Boğaz Köprüsü’ndeki darbecilerin nasıl teslim olduklarının cevabı da Dündar’ın anlattıklarında saklı:
“80 tanktan 20’si çıkmış vaziyette. Dolayısıyla, geride kalanları ne yaparız -düşüncesiyle başlangıçta belki geceyi anlatırken ifade ettiğimde- bizim için İstanbul’da iki alternatif vardı. Birincisi: O geride kalan tankların dışarıya çıkmaması, artı eğer olay uzayacak olursa o tankların bizim tarafımızdan kullanılmasını sağlayacak bir imkânın oluşturulmasıydı. O kapsamda da yanımda olan Kolordu Komutanı Vekili arkadaşımız Tümgeneral Yavuz Türkgenç’i kendi güvendiği kişilerle birlikte 2’nci Zırhlı Tugay bölgesine personel görevlendirdi, o personel emniyet güçlerini de yanına almak suretiyle yaklaşık herhâlde dört otuzdan itibaren beş civarında kışlayı ele geçirdiler. Hatta kışlayı ele geçirmeyi müteakip darbeyi idare eden tugay komutanı da Boğaz Köprüsü bölgesine getirmek suretiyle o Boğaz Köprüsünde darbeyi yapan teslim oldu. Dolayısıyla, siz de teslim olacaksınız düşüncesiyle oradaki direnmeyi de sona erdirdiler. Dolayısıyla, elimizde tankı durduracak herhangi bir güç yoktu, öyle söyleyeyim...”
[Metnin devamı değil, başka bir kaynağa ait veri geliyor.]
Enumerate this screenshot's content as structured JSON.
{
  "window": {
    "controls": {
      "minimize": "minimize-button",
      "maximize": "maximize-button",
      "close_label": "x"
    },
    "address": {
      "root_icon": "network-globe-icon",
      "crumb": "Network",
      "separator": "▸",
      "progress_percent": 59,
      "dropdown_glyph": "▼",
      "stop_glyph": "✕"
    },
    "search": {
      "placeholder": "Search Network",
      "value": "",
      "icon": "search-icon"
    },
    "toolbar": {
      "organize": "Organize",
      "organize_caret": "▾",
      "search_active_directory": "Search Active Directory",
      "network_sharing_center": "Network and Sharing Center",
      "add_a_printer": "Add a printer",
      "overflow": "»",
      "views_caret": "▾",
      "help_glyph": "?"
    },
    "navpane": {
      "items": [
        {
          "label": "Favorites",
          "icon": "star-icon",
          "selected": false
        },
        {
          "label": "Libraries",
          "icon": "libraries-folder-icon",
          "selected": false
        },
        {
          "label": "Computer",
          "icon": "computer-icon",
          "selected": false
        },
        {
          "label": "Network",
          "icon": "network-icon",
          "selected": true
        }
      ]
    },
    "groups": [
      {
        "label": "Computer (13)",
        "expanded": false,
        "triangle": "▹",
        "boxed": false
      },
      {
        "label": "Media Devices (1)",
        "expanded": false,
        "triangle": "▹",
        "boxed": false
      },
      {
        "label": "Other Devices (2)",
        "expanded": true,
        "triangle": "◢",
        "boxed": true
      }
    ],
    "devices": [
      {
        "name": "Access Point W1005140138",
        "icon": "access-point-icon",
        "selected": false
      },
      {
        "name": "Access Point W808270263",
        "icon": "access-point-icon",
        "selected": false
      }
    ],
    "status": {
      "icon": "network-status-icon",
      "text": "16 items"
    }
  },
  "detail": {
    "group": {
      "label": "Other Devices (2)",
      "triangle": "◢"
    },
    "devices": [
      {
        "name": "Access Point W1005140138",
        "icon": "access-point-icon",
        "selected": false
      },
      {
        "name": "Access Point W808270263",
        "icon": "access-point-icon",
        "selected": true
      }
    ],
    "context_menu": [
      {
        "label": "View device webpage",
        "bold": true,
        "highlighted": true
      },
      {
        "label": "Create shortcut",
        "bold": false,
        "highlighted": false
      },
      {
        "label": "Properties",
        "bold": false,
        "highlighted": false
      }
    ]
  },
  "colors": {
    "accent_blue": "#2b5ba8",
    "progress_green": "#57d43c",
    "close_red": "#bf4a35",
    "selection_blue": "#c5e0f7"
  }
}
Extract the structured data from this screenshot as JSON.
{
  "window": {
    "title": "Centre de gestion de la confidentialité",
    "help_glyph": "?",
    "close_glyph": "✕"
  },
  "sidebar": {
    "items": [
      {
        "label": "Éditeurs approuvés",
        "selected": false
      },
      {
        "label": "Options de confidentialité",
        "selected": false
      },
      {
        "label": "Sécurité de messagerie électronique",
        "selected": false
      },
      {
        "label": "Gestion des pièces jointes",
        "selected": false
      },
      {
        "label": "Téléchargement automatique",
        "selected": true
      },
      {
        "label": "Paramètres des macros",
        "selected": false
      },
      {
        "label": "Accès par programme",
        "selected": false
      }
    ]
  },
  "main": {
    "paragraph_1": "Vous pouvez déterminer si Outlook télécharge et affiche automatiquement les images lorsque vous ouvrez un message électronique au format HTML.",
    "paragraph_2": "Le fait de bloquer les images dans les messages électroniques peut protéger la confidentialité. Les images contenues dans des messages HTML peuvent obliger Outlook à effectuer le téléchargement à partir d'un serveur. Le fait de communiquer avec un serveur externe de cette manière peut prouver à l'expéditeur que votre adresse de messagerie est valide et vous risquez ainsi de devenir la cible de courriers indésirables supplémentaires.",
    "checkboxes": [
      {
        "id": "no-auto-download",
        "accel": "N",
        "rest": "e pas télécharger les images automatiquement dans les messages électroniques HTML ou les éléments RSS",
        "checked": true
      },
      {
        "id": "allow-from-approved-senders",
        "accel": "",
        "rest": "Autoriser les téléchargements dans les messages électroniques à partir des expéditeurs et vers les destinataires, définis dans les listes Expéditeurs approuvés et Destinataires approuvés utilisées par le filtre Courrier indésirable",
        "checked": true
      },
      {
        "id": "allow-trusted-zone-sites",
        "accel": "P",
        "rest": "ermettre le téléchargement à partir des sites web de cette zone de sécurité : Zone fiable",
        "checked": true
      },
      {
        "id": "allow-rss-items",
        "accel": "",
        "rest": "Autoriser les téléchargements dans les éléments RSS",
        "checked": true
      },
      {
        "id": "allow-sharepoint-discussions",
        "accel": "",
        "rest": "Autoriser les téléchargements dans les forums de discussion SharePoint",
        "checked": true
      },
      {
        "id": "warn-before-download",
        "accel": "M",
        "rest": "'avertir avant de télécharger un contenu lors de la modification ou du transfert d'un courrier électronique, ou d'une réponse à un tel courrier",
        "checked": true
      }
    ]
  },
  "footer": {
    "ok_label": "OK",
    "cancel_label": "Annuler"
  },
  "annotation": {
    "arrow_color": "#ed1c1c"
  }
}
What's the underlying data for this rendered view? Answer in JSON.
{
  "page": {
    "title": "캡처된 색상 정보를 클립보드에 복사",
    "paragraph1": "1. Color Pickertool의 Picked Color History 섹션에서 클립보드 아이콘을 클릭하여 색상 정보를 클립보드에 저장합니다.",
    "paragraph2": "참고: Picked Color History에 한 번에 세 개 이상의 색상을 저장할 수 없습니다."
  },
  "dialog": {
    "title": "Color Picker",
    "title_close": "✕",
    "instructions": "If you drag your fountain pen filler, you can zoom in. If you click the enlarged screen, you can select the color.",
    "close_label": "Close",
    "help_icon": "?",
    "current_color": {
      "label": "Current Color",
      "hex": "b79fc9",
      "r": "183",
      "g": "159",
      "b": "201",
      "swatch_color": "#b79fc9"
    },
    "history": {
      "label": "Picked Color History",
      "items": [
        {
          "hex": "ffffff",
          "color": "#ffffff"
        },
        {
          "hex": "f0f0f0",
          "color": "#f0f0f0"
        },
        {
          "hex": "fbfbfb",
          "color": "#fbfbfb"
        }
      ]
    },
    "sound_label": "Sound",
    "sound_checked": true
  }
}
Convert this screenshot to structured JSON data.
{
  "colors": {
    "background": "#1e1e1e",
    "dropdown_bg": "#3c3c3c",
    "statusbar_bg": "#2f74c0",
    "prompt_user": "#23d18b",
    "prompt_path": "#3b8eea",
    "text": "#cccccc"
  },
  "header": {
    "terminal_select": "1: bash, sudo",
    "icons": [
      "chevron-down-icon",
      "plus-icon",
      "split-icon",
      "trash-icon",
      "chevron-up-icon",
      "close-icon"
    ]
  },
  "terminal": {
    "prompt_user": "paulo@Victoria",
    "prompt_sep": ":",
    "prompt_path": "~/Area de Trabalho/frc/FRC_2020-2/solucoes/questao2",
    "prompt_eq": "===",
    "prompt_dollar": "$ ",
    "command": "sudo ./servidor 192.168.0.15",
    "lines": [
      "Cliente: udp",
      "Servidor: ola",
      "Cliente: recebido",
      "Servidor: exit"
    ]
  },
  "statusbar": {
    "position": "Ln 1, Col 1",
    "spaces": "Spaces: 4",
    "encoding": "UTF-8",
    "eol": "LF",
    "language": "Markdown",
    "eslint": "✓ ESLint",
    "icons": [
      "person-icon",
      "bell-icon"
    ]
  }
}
Dündar’ın ifadesindeki en ilginç bölüm yaptığı telefon konuşmaları. Necdet Özel, o gece Ümit Dündar’ı telefonla arayıp TV’ye bağlanması için cesaretlendirdiğini söylemişti. Dündar o konuşmayı biraz daha farklı anlatmış:
“Bu ikinci yerde faaliyetlere devam ederken birçok kişiyle telefonla görüştüm. Bu görüştüğüm kişiler içerisinde de, daha önce basına yansımış olduğu gibi, eski Genelkurmay Başkanımız Necdet Özel Paşa’yla da görüştük. Kendisiyle 2 veya 3 defa -tam olarak hatırlamıyorum ama birden fazla değil, 2 olduğu kesin- görüşme yaptım. Kendisi tarafından bazı konular gündeme getirildi ve karşılıklı görüştük.
Erdoğdu: -Hangi konularda Paşam?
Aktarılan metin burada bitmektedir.